Garth Lowther Fowden, FBA (born 14 January 1953), is a historian. He was Sultan Qaboos Professor of Abrahamic Faiths at the University of Cambridge from 2013 to 2020.

== Career ==
Born on 14 January 1953, Garth Fowden was educated at Merton College, Oxford; he graduated in 1974 and completed a doctorate there in 1979 under the title "Pagan philosophers in late antique society: with special reference to Iamblichus and his followers". Fowden was a research fellow at Peterhouse, Cambridge, from 1978 to 1982 and then at Darwin College, Cambridge, until he took up a lectureship at the University of Groningen in 1983. In 1985, he moved to a research position at the National Research Foundation in Athens and remained there until being appointed Sultan Qaboos Professor of Abrahamic Faiths at the University of Cambridge in 2013. His former Ph.D. student, Valentina A. Grasso, is now a professor at Bard College in New York.

According to his British Academy profile, Fowden's research focuses on "intellectual currents and imperial horizons in the first millennium CE, from Augustus to Avicenna, Central Asia to the Atlantic" as well as "emergent Islam in its late antique context".

== Awards and honours ==
In 2015, Fowden was elected a Fellow of the British Academy, the United Kingdom's national academy for the humanities and social sciences.

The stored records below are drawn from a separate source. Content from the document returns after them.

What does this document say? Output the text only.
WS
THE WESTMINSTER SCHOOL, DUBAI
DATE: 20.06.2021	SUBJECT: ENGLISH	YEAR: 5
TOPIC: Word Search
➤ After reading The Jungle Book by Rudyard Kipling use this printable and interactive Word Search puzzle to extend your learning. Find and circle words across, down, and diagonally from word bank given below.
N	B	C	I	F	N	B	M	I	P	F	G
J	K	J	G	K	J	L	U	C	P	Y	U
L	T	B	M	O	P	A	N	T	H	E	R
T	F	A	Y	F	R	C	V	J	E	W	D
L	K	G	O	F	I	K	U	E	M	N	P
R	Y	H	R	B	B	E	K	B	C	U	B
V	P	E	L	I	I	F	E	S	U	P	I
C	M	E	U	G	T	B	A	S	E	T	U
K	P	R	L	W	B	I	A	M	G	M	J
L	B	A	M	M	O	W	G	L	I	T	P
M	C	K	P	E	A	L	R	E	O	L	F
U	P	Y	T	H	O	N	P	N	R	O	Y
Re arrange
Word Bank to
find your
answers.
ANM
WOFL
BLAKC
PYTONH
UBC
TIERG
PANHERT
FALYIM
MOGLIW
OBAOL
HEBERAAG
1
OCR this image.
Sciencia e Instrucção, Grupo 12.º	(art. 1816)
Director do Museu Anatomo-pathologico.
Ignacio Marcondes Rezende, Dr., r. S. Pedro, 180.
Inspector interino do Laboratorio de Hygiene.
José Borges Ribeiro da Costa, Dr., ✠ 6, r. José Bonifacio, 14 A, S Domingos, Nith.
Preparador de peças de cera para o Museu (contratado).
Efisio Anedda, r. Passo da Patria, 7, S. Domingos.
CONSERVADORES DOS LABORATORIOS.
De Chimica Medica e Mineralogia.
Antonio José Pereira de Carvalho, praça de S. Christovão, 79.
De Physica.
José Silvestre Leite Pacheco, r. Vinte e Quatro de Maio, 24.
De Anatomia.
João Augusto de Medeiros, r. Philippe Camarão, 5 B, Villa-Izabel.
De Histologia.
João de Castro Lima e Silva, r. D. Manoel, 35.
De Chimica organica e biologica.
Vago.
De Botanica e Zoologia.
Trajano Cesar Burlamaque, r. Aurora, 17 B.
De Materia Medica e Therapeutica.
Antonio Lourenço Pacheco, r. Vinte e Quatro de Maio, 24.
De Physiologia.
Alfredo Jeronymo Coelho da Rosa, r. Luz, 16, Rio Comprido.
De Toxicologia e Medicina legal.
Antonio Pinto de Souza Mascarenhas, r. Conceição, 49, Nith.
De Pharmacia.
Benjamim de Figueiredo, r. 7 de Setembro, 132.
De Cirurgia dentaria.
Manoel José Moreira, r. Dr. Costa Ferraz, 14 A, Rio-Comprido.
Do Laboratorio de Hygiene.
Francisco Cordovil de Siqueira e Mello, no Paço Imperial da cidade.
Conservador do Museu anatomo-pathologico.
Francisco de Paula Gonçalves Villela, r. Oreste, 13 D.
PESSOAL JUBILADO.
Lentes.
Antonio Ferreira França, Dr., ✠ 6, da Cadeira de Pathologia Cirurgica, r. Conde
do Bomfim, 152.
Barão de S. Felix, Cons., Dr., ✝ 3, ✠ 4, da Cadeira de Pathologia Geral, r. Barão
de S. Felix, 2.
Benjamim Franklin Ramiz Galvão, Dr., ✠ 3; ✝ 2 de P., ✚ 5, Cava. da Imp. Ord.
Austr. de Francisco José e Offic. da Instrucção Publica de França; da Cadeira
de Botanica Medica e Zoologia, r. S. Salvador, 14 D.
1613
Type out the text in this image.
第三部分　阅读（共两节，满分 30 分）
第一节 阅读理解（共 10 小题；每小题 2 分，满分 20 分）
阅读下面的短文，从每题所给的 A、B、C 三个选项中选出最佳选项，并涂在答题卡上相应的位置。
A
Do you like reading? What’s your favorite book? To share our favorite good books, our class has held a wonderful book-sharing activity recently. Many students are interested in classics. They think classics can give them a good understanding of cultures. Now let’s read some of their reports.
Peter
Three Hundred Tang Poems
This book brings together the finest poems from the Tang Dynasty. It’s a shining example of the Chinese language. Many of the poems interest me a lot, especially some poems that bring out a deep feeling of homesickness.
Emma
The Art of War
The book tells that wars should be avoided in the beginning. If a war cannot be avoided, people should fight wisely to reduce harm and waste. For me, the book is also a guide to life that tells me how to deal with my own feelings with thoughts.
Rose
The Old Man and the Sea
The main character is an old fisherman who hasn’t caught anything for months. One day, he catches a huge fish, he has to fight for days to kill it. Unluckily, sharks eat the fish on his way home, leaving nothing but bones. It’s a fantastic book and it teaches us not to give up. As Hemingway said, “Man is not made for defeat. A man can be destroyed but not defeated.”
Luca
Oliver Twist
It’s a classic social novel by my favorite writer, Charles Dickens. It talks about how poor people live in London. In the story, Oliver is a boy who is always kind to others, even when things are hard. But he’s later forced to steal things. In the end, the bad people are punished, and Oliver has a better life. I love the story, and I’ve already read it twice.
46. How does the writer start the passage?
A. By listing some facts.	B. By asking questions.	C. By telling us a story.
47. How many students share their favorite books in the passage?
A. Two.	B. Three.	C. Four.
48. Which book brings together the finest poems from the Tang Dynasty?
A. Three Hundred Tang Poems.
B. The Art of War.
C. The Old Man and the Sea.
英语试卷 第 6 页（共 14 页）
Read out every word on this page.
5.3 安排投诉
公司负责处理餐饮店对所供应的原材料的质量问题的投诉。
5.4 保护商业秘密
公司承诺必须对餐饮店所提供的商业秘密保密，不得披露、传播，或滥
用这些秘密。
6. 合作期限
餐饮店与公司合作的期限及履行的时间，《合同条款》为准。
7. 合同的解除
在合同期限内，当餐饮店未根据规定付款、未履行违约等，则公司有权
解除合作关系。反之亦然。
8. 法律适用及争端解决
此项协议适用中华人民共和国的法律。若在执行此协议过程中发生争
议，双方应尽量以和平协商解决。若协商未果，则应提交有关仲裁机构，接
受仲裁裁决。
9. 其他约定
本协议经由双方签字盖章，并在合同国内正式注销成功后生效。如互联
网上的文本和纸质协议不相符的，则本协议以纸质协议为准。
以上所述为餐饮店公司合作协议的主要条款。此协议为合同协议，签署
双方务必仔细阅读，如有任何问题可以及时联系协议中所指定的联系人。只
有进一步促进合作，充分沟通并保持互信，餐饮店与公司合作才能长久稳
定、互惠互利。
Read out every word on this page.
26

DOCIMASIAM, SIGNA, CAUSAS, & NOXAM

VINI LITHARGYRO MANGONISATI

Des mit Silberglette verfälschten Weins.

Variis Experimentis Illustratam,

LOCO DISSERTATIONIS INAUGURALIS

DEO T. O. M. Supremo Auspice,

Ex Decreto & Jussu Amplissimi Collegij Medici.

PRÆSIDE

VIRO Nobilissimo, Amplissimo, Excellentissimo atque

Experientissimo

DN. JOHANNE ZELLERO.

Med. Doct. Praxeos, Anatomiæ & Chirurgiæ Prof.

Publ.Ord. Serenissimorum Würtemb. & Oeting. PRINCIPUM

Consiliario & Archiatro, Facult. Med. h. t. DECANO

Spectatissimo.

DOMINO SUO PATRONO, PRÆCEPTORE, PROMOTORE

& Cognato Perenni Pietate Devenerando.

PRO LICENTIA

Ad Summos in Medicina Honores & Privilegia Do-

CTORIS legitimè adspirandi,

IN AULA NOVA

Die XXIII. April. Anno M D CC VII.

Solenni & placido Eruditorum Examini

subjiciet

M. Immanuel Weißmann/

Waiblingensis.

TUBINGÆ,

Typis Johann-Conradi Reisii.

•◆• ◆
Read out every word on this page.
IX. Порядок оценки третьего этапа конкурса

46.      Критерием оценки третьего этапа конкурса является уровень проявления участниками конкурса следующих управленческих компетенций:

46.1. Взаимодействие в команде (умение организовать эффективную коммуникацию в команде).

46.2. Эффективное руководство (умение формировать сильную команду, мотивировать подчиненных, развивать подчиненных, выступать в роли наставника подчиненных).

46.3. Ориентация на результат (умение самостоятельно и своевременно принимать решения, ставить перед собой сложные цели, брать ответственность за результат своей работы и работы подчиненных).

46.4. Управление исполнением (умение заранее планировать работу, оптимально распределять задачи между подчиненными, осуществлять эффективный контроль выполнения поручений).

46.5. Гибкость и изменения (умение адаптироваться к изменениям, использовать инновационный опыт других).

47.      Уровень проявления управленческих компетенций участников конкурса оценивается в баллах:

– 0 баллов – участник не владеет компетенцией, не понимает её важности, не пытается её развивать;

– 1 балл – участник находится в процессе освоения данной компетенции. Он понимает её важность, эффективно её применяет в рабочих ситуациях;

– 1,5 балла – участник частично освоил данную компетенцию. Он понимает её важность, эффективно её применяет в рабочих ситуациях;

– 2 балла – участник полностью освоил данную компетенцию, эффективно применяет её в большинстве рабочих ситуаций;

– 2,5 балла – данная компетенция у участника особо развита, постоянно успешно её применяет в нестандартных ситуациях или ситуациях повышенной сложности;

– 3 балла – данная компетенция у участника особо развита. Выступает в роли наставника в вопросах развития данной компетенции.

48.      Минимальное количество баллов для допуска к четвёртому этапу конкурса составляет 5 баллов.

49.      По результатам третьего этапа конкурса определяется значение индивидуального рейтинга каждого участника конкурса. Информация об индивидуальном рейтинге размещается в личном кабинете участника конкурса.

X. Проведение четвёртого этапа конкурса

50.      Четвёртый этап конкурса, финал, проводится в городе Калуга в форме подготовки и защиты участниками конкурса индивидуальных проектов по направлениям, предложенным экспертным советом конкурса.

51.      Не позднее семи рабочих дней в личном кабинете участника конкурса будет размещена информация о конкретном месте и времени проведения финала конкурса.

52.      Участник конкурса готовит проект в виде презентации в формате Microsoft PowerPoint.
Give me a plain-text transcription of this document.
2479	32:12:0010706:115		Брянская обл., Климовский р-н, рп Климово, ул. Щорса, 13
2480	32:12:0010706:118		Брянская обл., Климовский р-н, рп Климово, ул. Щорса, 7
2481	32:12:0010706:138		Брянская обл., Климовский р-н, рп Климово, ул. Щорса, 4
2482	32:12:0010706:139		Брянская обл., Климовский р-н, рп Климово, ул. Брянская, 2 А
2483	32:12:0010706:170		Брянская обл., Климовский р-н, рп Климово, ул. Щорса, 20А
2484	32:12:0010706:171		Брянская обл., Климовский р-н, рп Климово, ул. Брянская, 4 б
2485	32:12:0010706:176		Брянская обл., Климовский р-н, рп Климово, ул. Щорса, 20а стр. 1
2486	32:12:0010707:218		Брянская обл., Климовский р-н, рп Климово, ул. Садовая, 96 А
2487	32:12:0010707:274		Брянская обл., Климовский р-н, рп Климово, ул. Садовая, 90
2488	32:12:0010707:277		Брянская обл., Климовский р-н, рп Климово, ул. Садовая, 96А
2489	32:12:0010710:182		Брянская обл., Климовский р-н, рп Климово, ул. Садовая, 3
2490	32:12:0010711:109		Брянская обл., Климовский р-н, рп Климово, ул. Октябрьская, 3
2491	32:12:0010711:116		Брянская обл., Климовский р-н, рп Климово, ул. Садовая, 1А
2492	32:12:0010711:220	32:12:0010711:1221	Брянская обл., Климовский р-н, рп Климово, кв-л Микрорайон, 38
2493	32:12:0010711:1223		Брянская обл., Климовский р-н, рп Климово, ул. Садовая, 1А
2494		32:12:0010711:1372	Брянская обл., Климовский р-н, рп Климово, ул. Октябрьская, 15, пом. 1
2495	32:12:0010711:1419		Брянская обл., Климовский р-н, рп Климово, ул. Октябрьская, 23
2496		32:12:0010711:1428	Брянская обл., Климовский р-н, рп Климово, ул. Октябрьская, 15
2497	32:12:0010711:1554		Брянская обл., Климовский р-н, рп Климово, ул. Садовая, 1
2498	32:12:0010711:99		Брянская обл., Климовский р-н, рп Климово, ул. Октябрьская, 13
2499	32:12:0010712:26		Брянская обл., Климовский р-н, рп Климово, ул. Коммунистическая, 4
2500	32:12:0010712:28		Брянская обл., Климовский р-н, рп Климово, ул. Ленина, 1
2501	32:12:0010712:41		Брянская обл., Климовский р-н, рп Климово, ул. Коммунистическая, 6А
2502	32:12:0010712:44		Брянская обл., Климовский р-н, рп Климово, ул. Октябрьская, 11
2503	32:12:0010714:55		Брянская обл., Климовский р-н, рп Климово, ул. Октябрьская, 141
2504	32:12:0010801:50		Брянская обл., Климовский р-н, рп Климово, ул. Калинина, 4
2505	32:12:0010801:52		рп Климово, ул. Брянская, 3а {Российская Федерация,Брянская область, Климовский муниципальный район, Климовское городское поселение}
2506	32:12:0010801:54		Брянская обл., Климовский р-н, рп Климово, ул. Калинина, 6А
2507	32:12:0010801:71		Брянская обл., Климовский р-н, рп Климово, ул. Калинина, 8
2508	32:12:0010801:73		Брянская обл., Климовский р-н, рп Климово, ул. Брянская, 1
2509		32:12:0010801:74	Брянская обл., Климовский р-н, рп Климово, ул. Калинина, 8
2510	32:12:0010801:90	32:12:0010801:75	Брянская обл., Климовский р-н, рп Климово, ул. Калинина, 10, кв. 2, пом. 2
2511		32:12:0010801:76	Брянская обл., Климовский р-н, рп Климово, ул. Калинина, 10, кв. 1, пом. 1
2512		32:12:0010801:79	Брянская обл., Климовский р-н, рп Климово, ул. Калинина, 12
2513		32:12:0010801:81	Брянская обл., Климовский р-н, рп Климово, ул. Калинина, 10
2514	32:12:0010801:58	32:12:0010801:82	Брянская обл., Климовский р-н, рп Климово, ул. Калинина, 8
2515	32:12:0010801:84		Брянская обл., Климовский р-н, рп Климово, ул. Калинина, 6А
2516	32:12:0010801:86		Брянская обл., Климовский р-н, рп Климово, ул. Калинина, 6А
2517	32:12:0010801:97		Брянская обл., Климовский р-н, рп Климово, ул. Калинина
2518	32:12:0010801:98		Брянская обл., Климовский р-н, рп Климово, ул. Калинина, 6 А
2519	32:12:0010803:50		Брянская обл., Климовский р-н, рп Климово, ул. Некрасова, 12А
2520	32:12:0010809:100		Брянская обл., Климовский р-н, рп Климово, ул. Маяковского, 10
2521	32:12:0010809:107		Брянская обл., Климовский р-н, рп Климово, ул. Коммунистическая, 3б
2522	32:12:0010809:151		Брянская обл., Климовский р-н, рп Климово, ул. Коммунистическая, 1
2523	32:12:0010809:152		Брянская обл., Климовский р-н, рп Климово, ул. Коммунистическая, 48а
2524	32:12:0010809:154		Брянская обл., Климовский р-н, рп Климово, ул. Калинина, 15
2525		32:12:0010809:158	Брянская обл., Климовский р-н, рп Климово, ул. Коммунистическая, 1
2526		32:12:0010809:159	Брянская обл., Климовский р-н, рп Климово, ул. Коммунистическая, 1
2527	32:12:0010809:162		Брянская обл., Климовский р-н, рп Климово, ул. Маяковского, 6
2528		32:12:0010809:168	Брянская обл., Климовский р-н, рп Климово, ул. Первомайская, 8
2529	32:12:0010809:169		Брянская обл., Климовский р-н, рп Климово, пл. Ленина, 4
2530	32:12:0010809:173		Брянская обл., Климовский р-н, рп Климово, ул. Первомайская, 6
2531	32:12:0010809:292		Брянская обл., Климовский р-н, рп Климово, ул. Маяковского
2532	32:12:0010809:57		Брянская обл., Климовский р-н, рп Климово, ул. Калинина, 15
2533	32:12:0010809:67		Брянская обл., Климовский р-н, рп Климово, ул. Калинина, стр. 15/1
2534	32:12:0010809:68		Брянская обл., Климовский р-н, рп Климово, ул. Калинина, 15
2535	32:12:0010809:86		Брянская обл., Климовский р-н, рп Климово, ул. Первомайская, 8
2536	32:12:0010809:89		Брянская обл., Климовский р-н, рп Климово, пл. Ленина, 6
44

== Selected publications ==

- The Egyptian Hermes: A Historical Approach to the Late Pagan Mind (Cambridge University Press, 1986).
- Empire to Commonwealth: Consequences of Monotheism in Late Antiquity (Princeton University Press, 1993).
- Quṣayr 'Amra: Art and the Umayyad Elite in Late Antique Syria (University of California Press, 2004).
- Before and after Muḥammad: The First Millennium Refocused (Princeton University Press, 2014).
- Abraham or Aristotle? First Millennium Empires and Exegetical Traditions. An Inaugural Lecture by the Sultan Qaboos Professor of Abrahamic Faiths Given in the University of Cambridge, 4 December 2013 (Cambridge University Press, Cambridge 2015).